别说众人,就连王太医本人都有些意外, 因为同样的事情他过去三年中每年都会做一次, 但隆源帝一直劝他留下。本以为今年也会像往年那样安抚,谁知竟准了。
太医署众人纷纷上前道贺, 又说要凑份子给他践行。
“老兄已过耳顺之年, 操劳半生, 也该回去歇歇。”有同僚颇为羡慕,“从今往后含饴弄孙共享天伦,老兄有福啦!”

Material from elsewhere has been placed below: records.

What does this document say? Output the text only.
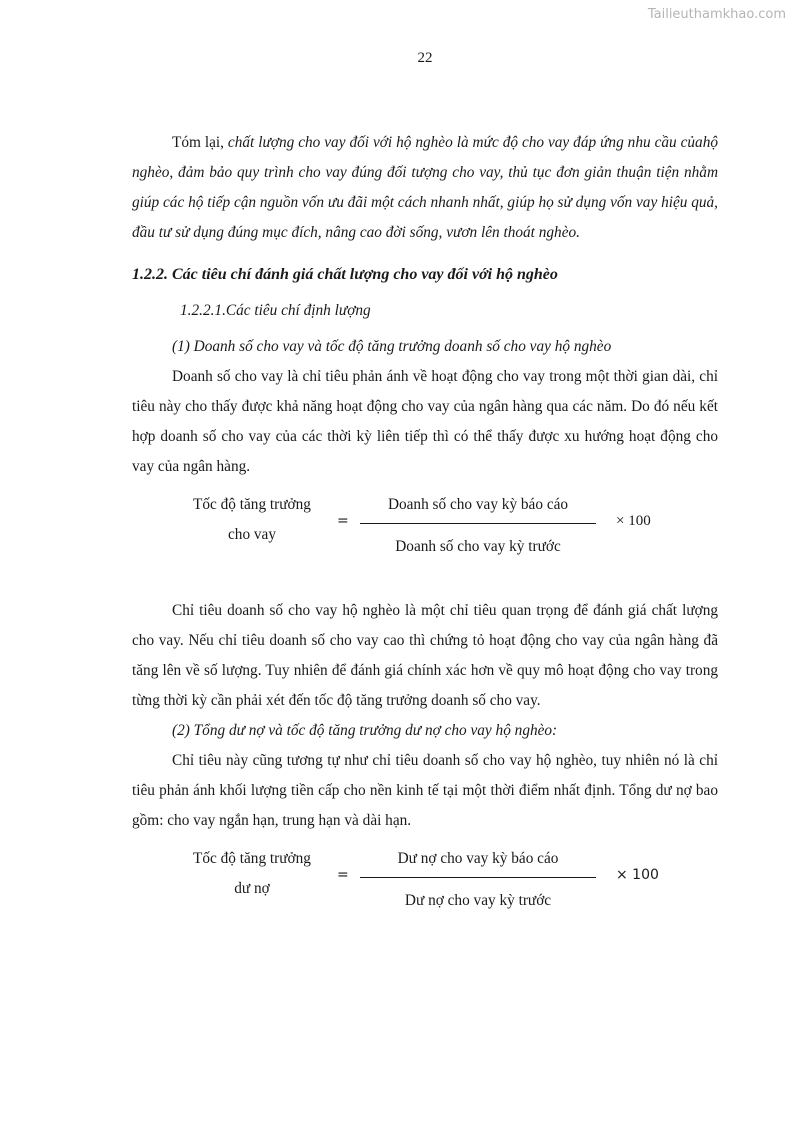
Tailieuthamkhao.com
22

Tóm lại, chất lượng cho vay đối với hộ nghèo là mức độ cho vay đáp ứng nhu cầu củahộ nghèo, đảm bảo quy trình cho vay đúng đối tượng cho vay, thủ tục đơn giản thuận tiện nhằm giúp các hộ tiếp cận nguồn vốn ưu đãi một cách nhanh nhất, giúp họ sử dụng vốn vay hiệu quả, đầu tư sử dụng đúng mục đích, nâng cao đời sống, vươn lên thoát nghèo.

1.2.2. Các tiêu chí đánh giá chất lượng cho vay đối với hộ nghèo

1.2.2.1.Các tiêu chí định lượng

(1) Doanh số cho vay và tốc độ tăng trưởng doanh số cho vay hộ nghèo

Doanh số cho vay là chỉ tiêu phản ánh về hoạt động cho vay trong một thời gian dài, chỉ tiêu này cho thấy được khả năng hoạt động cho vay của ngân hàng qua các năm. Do đó nếu kết hợp doanh số cho vay của các thời kỳ liên tiếp thì có thể thấy được xu hướng hoạt động cho vay của ngân hàng.

Tốc độ tăng trưởng
cho vay
=
Doanh số cho vay kỳ báo cáo
Doanh số cho vay kỳ trước
× 100

Chỉ tiêu doanh số cho vay hộ nghèo là một chỉ tiêu quan trọng để đánh giá chất lượng cho vay. Nếu chỉ tiêu doanh số cho vay cao thì chứng tỏ hoạt động cho vay của ngân hàng đã tăng lên về số lượng. Tuy nhiên để đánh giá chính xác hơn về quy mô hoạt động cho vay trong từng thời kỳ cần phải xét đến tốc độ tăng trưởng doanh số cho vay.

(2) Tổng dư nợ và tốc độ tăng trưởng dư nợ cho vay hộ nghèo:

Chỉ tiêu này cũng tương tự như chỉ tiêu doanh số cho vay hộ nghèo, tuy nhiên nó là chỉ tiêu phản ánh khối lượng tiền cấp cho nền kinh tế tại một thời điểm nhất định. Tổng dư nợ bao gồm: cho vay ngắn hạn, trung hạn và dài hạn.

Tốc độ tăng trưởng
dư nợ
=
Dư nợ cho vay kỳ báo cáo
Dư nợ cho vay kỳ trước
× 100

“是啊是啊,听说令郎也是青出于蓝, 真可谓杏林世家……”
“可怜我等就没这个福分, 恐怕是要老死任上啦!”
王太医拱手谢了一圈儿,看看热热闹闹的太医署, 心里难免有几分苦涩和失落。
尤其听到最后一人的话, 脸上笑容一僵,竟分不清对方是真心还是借机讽刺。
他给前来传旨的太监封了红包,委婉问道:“陛下只有这一道旨意么?”
传旨太监点头,“是呀, 莫非您还求了旁的?”
王太医忙强笑道:“并没有, 只是我担心走后太医署有空缺,不知陛下什么时候叫人填补,我也好安心。”

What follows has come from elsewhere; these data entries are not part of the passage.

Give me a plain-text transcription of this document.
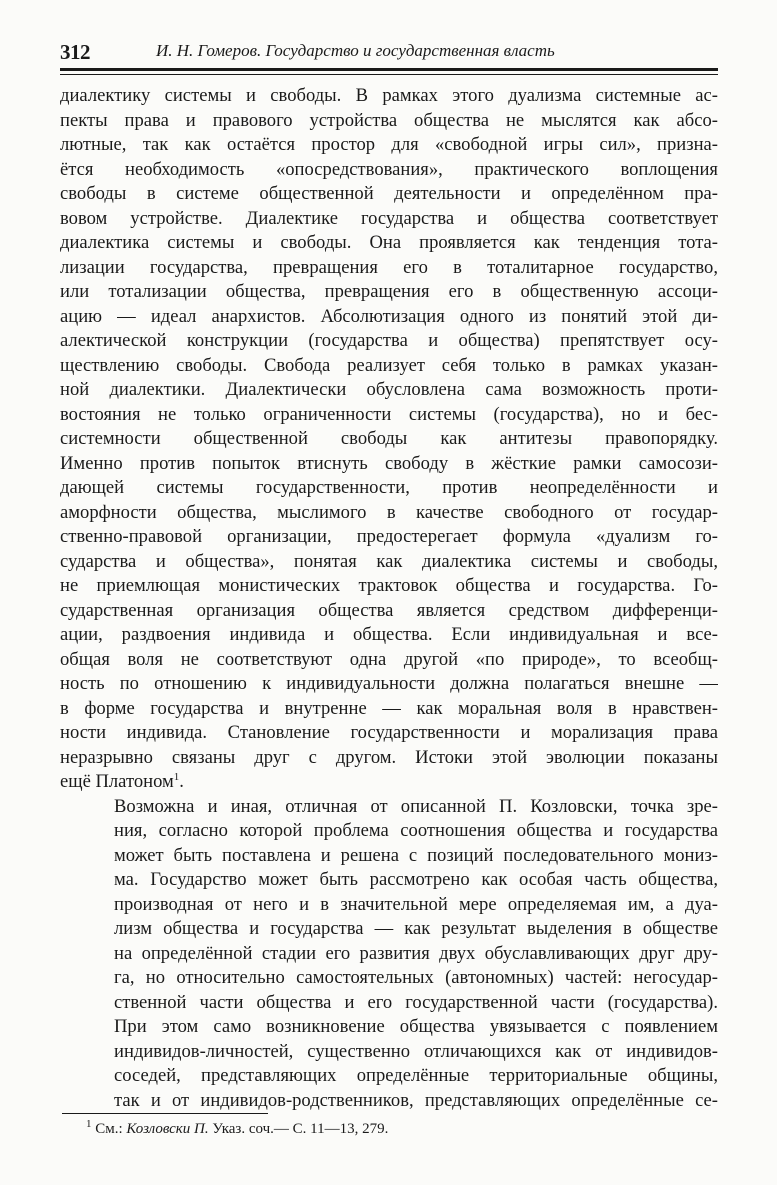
312	И. Н. Гомеров. Государство и государственная власть

диалектику системы и свободы. В рамках этого дуализма системные ас-
пекты права и правового устройства общества не мыслятся как абсо-
лютные, так как остаётся простор для «свободной игры сил», призна-
ётся необходимость «опосредствования», практического воплощения
свободы в системе общественной деятельности и определённом пра-
вовом устройстве. Диалектике государства и общества соответствует
диалектика системы и свободы. Она проявляется как тенденция тота-
лизации государства, превращения его в тоталитарное государство,
или тотализации общества, превращения его в общественную ассоци-
ацию — идеал анархистов. Абсолютизация одного из понятий этой ди-
алектической конструкции (государства и общества) препятствует осу-
ществлению свободы. Свобода реализует себя только в рамках указан-
ной диалектики. Диалектически обусловлена сама возможность проти-
востояния не только ограниченности системы (государства), но и бес-
системности общественной свободы как антитезы правопорядку.
Именно против попыток втиснуть свободу в жёсткие рамки самосози-
дающей системы государственности, против неопределённости и
аморфности общества, мыслимого в качестве свободного от государ-
ственно-правовой организации, предостерегает формула «дуализм го-
сударства и общества», понятая как диалектика системы и свободы,
не приемлющая монистических трактовок общества и государства. Го-
сударственная организация общества является средством дифференци-
ации, раздвоения индивида и общества. Если индивидуальная и все-
общая воля не соответствуют одна другой «по природе», то всеобщ-
ность по отношению к индивидуальности должна полагаться внешне —
в форме государства и внутренне — как моральная воля в нравствен-
ности индивида. Становление государственности и морализация права
неразрывно связаны друг с другом. Истоки этой эволюции показаны
ещё Платоном$^1$.

Возможна и иная, отличная от описанной П. Козловски, точка зре-
ния, согласно которой проблема соотношения общества и государства
может быть поставлена и решена с позиций последовательного мониз-
ма. Государство может быть рассмотрено как особая часть общества,
производная от него и в значительной мере определяемая им, а дуа-
лизм общества и государства — как результат выделения в обществе
на определённой стадии его развития двух обуславливающих друг дру-
га, но относительно самостоятельных (автономных) частей: негосудар-
ственной части общества и его государственной части (государства).
При этом само возникновение общества увязывается с появлением
индивидов-личностей, существенно отличающихся как от индивидов-
соседей, представляющих определённые территориальные общины,
так и от индивидов-родственников, представляющих определённые се-

$^1$ См.: Козловски П. Указ. соч.— С. 11—13, 279.
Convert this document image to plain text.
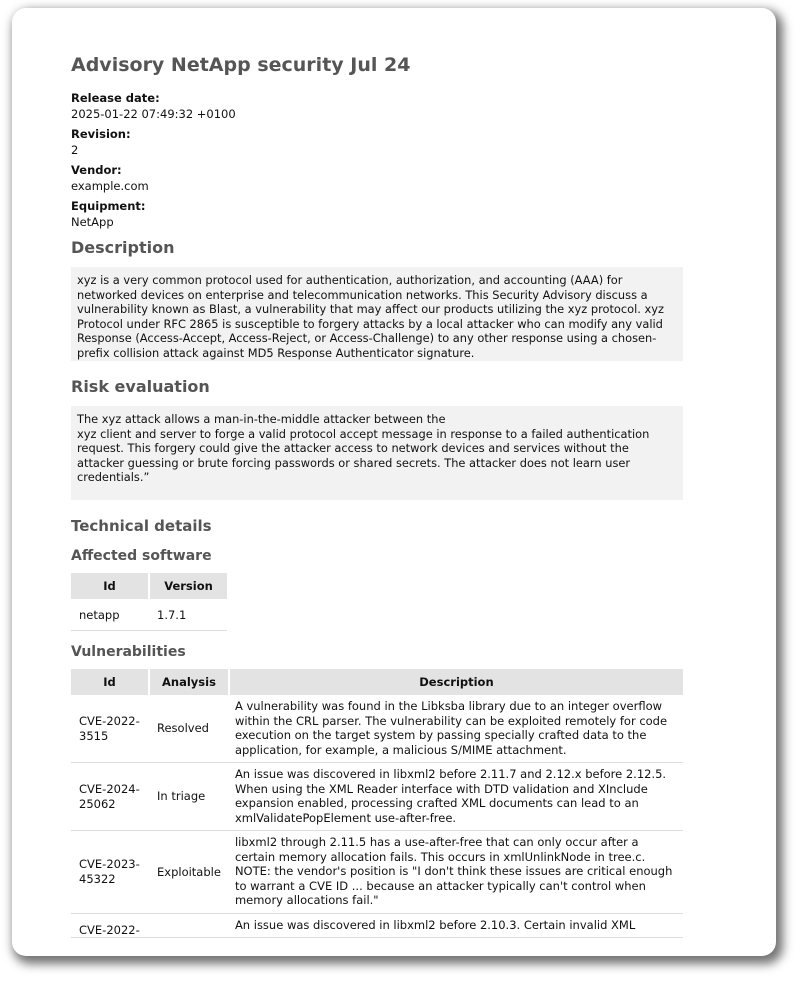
Advisory NetApp security Jul 24
Release date:
2025-01-22 07:49:32 +0100
Revision:
2
Vendor:
example.com
Equipment:
NetApp
Description

xyz is a very common protocol used for authentication, authorization, and accounting (AAA) for networked devices on enterprise and telecommunication networks. This Security Advisory discuss a vulnerability known as Blast, a vulnerability that may affect our products utilizing the xyz protocol. xyz Protocol under RFC 2865 is susceptible to forgery attacks by a local attacker who can modify any valid Response (Access-Accept, Access-Reject, or Access-Challenge) to any other response using a chosen-prefix collision attack against MD5 Response Authenticator signature.

Risk evaluation

The xyz attack allows a man-in-the-middle attacker between the

xyz client and server to forge a valid protocol accept message in response to a failed authentication request. This forgery could give the attacker access to network devices and services without the attacker guessing or brute forcing passwords or shared secrets. The attacker does not learn user credentials.”

Technical details
Affected software
Id	Version
netapp	1.7.1
Vulnerabilities
Id	Analysis	Description
CVE-2022-
3515	Resolved	A vulnerability was found in the Libksba library due to an integer overflow within the CRL parser. The vulnerability can be exploited remotely for code execution on the target system by passing specially crafted data to the application, for example, a malicious S/MIME attachment.
CVE-2024-
25062	In triage	An issue was discovered in libxml2 before 2.11.7 and 2.12.x before 2.12.5. When using the XML Reader interface with DTD validation and XInclude expansion enabled, processing crafted XML documents can lead to an xmlValidatePopElement use-after-free.
CVE-2023-
45322	Exploitable	libxml2 through 2.11.5 has a use-after-free that can only occur after a certain memory allocation fails. This occurs in xmlUnlinkNode in tree.c. NOTE: the vendor's position is "I don't think these issues are critical enough to warrant a CVE ID ... because an attacker typically can't control when memory allocations fail."
CVE-2022-		An issue was discovered in libxml2 before 2.10.3. Certain invalid XML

那太监一听就笑了,“原来是这个,您老不必担心, 只管走就是了。陛下说了,此事不急,他自有安排。”
一听这话,王太医心底那点侥幸瞬间烟消云散,只觉嘴里发苦。
天分这种东西看不见摸不着,但实在重要,他行医大半生,自知天分有限,即便拼尽全力也难以再进一步,就想着用三十多年的老年给儿子换个前程,谁知弄巧成拙……
终究是太拿自己当回事儿,这一而再再而三的装模作样,怕是隆源帝已经恼了,所以连留京过年这最后一点体面也不肯给……

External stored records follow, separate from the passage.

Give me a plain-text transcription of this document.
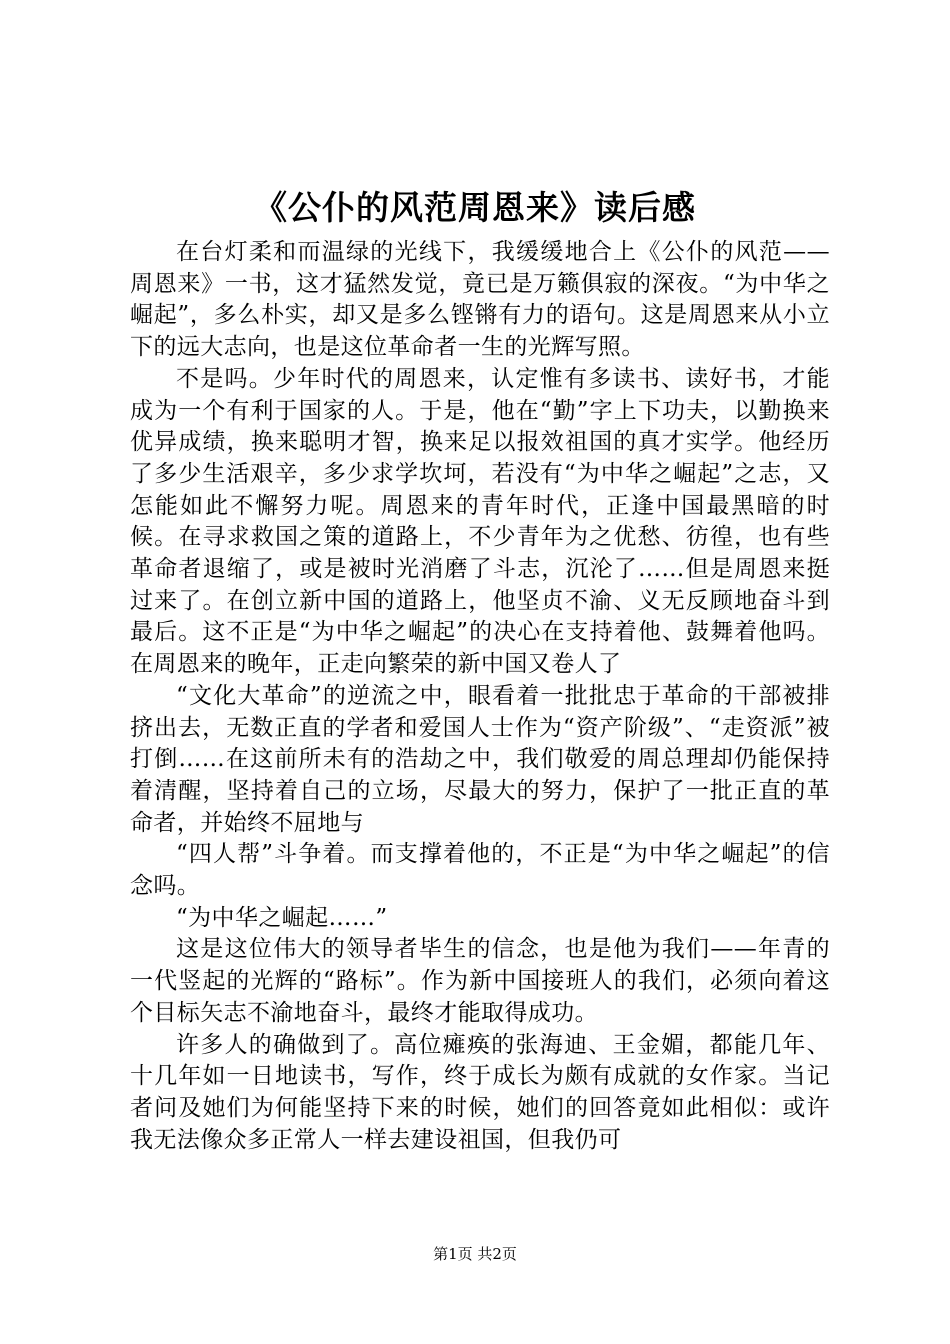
《公仆的风范周恩来》读后感

在台灯柔和而温绿的光线下，我缓缓地合上《公仆的风范——周恩来》一书，这才猛然发觉，竟已是万籁俱寂的深夜。“为中华之崛起”，多么朴实，却又是多么铿锵有力的语句。这是周恩来从小立下的远大志向，也是这位革命者一生的光辉写照。

不是吗。少年时代的周恩来，认定惟有多读书、读好书，才能成为一个有利于国家的人。于是，他在“勤”字上下功夫，以勤换来优异成绩，换来聪明才智，换来足以报效祖国的真才实学。他经历了多少生活艰辛，多少求学坎坷，若没有“为中华之崛起”之志，又怎能如此不懈努力呢。周恩来的青年时代，正逢中国最黑暗的时候。在寻求救国之策的道路上，不少青年为之优愁、彷徨，也有些革命者退缩了，或是被时光消磨了斗志，沉沦了……但是周恩来挺过来了。在创立新中国的道路上，他坚贞不渝、义无反顾地奋斗到最后。这不正是“为中华之崛起”的决心在支持着他、鼓舞着他吗。在周恩来的晚年，正走向繁荣的新中国又卷人了

“文化大革命”的逆流之中，眼看着一批批忠于革命的干部被排挤出去，无数正直的学者和爱国人士作为“资产阶级”、“走资派”被打倒……在这前所未有的浩劫之中，我们敬爱的周总理却仍能保持着清醒，坚持着自己的立场，尽最大的努力，保护了一批正直的革命者，并始终不屈地与

“四人帮”斗争着。而支撑着他的，不正是“为中华之崛起”的信念吗。

“为中华之崛起……”

这是这位伟大的领导者毕生的信念，也是他为我们——年青的一代竖起的光辉的“路标”。作为新中国接班人的我们，必须向着这个目标矢志不渝地奋斗，最终才能取得成功。

许多人的确做到了。高位瘫痪的张海迪、王金媚，都能几年、十几年如一日地读书，写作，终于成长为颇有成就的女作家。当记者问及她们为何能坚持下来的时候，她们的回答竟如此相似：或许我无法像众多正常人一样去建设祖国，但我仍可

第1页 共2页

可他有什么法子呢,当爹的替儿子筹谋打算不是天经地义?
思及此处,王太医的身形都有些佝偻了。
那头太医署众人听了传旨太监的话,纷纷猜测后面会让谁来接替。
一般来说,太医署的缺往往有两个来源:
一是从下到上依次递补;二是地方名医经人举荐后接受考核。
但这大半年来未曾听说过何处有什么特别出色的名医,恐怕就要从这二十六名,啊,现在是二十五名吏目中选拔。
如此一来,又要从医士中挑选两名晋升为吏目……环环相扣,倒也算妥当。
另一边。
太后宫中规矩严谨,上下宫人们并不许胡乱传递消息,所以洪文和何元桥对此一无所知。
两位皇子的身体已经比半年前强太多,这回风寒发现也及时,所以喝了四天药之后就好了大半。这日雪后初晴,洪文就带他们在廊下说外头的民生。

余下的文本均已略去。